Georgia Bulletin

The Newspaper of the Catholic Archdiocese of Atlanta


Father Niel Jarreau, Jesuit retreat director, dies

Published December 19, 2013

ATLANTA—Father J. Niel Jarreau, SJ, a longtime retreat director at Ignatius House Retreat Center, died on Dec. 10 in Opelousas, La. He was 87.

Father Jarreau, who was known as Father Niel, had been a member of the Society of Jesus (the Jesuits) for 70 years and a priest for 57 years. He served his ministry as a high school teacher and counselor and then in leading retreats and offering spiritual direction for over 20 years.

A native of New Orleans, he was born on Sept. 10, 1926. He entered the Jesuit novitiate at St. Charles College in Grand Coteau, La., on July 30, 1943, when he was not yet 17 years old. He earned a bachelor’s degree in Latin from Spring Hill College in Mobile, Ala., then continued his education at St. Mary’s College, St. Marys, Kan., where he earned an S.T.B in theology in 1957. Father Jarreau was ordained a priest on June 13, 1956, at Spring Hill College. He pronounced final vows as a Jesuit on Aug. 15, 1976, at St. Charles College.

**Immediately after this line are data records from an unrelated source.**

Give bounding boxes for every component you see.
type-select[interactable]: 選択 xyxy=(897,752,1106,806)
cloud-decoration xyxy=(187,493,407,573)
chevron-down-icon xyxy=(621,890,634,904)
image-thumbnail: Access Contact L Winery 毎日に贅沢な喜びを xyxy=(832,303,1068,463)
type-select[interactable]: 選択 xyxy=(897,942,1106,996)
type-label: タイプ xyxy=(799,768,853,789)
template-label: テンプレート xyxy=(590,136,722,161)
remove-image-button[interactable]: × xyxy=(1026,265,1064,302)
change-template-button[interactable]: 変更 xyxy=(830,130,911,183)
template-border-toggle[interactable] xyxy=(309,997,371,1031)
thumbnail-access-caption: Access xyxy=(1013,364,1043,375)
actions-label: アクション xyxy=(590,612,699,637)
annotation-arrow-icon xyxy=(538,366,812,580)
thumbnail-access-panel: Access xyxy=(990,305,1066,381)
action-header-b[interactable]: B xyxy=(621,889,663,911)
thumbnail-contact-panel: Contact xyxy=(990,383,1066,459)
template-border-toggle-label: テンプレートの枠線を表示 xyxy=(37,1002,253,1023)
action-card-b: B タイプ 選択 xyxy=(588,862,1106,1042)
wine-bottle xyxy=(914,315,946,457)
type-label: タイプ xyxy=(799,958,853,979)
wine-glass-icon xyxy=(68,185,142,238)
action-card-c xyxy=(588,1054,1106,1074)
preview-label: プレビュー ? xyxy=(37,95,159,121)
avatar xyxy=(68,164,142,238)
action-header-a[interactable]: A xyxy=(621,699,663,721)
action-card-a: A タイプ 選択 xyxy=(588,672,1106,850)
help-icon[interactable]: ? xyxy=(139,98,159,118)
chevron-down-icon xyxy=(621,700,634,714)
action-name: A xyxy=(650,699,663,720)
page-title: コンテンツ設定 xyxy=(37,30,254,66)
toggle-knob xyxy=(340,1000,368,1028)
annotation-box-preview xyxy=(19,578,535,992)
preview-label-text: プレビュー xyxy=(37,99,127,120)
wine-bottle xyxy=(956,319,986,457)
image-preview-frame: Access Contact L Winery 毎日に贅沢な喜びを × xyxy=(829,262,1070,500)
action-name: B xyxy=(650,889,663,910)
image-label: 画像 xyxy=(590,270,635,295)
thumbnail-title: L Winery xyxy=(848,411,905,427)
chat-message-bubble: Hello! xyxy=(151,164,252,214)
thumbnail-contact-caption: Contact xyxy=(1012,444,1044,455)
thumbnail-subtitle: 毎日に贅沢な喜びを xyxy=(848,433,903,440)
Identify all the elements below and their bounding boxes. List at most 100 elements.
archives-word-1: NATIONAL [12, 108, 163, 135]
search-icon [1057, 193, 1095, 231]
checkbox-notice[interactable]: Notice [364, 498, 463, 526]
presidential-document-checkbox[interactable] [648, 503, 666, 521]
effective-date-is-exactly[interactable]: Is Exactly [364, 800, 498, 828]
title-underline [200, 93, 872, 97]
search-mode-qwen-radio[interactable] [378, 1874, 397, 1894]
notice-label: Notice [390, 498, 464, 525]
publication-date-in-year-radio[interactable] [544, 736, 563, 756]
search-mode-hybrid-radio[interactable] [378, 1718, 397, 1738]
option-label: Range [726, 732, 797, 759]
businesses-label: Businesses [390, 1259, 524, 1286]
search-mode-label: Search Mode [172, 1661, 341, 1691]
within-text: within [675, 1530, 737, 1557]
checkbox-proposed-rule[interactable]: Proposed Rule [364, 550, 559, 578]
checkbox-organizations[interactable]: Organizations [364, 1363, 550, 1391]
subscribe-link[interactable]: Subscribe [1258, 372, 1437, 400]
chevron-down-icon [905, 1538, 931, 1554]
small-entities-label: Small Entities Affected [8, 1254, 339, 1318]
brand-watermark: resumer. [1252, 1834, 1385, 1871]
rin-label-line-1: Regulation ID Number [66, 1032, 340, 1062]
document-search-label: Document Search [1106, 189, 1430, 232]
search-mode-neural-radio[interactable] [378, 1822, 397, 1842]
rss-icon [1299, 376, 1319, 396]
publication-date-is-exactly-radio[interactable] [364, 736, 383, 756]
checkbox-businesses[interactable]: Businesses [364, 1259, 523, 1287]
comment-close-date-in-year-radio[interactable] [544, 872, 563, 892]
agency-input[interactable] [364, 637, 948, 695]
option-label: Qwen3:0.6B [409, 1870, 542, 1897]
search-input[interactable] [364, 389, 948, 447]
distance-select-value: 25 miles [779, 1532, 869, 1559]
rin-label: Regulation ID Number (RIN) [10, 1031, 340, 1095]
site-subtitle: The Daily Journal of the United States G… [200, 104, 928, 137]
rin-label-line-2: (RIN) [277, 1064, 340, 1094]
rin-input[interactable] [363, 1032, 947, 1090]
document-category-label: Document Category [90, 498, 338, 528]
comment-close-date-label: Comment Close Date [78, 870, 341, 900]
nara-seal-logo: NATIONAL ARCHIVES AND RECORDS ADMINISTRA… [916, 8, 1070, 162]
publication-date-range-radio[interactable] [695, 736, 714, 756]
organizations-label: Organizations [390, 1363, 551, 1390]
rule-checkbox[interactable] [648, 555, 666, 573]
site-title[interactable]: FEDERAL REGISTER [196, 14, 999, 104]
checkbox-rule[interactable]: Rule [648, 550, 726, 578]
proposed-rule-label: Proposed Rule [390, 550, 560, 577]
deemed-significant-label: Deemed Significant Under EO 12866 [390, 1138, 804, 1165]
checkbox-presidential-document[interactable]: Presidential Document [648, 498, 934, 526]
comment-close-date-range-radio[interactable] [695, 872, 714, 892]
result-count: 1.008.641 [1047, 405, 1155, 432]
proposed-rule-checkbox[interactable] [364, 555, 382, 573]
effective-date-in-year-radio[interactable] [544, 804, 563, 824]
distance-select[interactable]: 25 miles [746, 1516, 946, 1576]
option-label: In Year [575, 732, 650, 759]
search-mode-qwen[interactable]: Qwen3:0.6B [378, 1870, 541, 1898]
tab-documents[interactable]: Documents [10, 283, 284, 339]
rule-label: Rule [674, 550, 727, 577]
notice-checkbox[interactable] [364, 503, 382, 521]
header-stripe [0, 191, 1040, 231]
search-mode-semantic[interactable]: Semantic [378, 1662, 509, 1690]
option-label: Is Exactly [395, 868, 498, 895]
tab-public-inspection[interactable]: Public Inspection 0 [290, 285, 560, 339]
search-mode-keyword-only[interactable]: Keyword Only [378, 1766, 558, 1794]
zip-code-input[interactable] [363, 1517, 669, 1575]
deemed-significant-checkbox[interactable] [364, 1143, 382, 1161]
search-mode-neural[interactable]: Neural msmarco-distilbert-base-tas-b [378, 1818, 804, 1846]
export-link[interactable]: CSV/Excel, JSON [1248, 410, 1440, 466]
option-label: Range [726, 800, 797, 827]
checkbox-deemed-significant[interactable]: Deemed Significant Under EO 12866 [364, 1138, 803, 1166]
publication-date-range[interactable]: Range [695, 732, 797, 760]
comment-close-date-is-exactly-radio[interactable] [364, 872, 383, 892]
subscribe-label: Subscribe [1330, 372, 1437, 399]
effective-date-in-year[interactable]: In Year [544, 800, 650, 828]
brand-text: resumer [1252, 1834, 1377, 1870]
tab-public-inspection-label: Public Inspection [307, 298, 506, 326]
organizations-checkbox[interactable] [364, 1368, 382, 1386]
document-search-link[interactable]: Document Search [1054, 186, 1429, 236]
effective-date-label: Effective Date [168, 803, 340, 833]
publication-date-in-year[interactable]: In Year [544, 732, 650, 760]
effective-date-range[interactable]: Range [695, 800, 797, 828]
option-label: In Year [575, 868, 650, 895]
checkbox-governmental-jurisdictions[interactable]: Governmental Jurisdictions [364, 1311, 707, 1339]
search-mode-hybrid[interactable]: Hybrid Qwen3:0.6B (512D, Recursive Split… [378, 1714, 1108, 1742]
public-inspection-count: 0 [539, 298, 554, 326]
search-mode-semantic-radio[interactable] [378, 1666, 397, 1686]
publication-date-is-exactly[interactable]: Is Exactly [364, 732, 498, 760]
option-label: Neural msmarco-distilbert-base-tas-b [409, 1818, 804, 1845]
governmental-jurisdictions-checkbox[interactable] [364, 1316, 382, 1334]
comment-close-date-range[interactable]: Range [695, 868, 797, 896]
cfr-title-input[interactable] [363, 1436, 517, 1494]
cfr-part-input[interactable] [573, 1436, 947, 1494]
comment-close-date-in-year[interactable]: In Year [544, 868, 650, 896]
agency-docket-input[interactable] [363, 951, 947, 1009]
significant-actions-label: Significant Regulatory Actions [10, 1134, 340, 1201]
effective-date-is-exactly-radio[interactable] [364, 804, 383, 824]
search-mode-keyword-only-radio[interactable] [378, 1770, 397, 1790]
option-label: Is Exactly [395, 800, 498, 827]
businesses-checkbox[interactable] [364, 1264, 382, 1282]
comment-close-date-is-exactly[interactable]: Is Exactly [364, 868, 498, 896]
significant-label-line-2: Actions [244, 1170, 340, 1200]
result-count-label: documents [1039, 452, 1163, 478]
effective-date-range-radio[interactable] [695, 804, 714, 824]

From 1958 to 1982, Father Jarreau worked in Jesuit institutions and high schools in Texas and Florida, becoming a counselor after more academic formation.

He spent a total of 20 years serving at Ignatius House in Atlanta, first as the assistant director from 1983 to 1990 and then from 2000 until 2013 as a retreat director. He had just moved recently to a new assignment at St. Charles College.

In an interview in The Georgia Bulletin this September, on the occasion of his 70-year jubilee as a Jesuit, Father Jarreau said that after his regular studies of philosophy and theology, what he cherished most about the Jesuit training was the study of modern psychology.

“Most of my time as a priest was—and still is—spent in my office listening to hurting people who are searching for the will of God in their lives and striving to become the person they truly want to be. Unfortunately, there is too much unnecessary suffering of this kind in the world,” he said. “Here, after the grace of God and the Jesuit training, psychology has been my greatest companion.”

The attractions of this world, such as desire for power or money, are strong and lead to struggles and unhappiness for many, he said.

“Christianity is a tremendous challenge,” said Father Jarreau about the need to be rid of these ambitions. “Only God himself can fill our emptiness.”

He is survived by his sister-in-law, Audrey Jarreau, and nieces, nephews and cousins.

He is preceded in death by his parents, Lucien and Alice (Voorhies) Jarreau; two brothers, Charles and Father Martin Jarreau, SJ; and his sister, Marcelle Bendernagel.

A funeral Mass was celebrated in Grand Coteau, La., on Saturday, Dec. 14, followed by burial in the Jesuit cemetery.

A memorial service is being planned by Ignatius House to be held in January. A retreat scholarship fund was established there in his name earlier in the fall.

Donations in memory of Father Jarreau may be made to the Senior Jesuits Fund of “The Jesuits,” 710 Baronne St., Ste. B., New Orleans, LA 70113.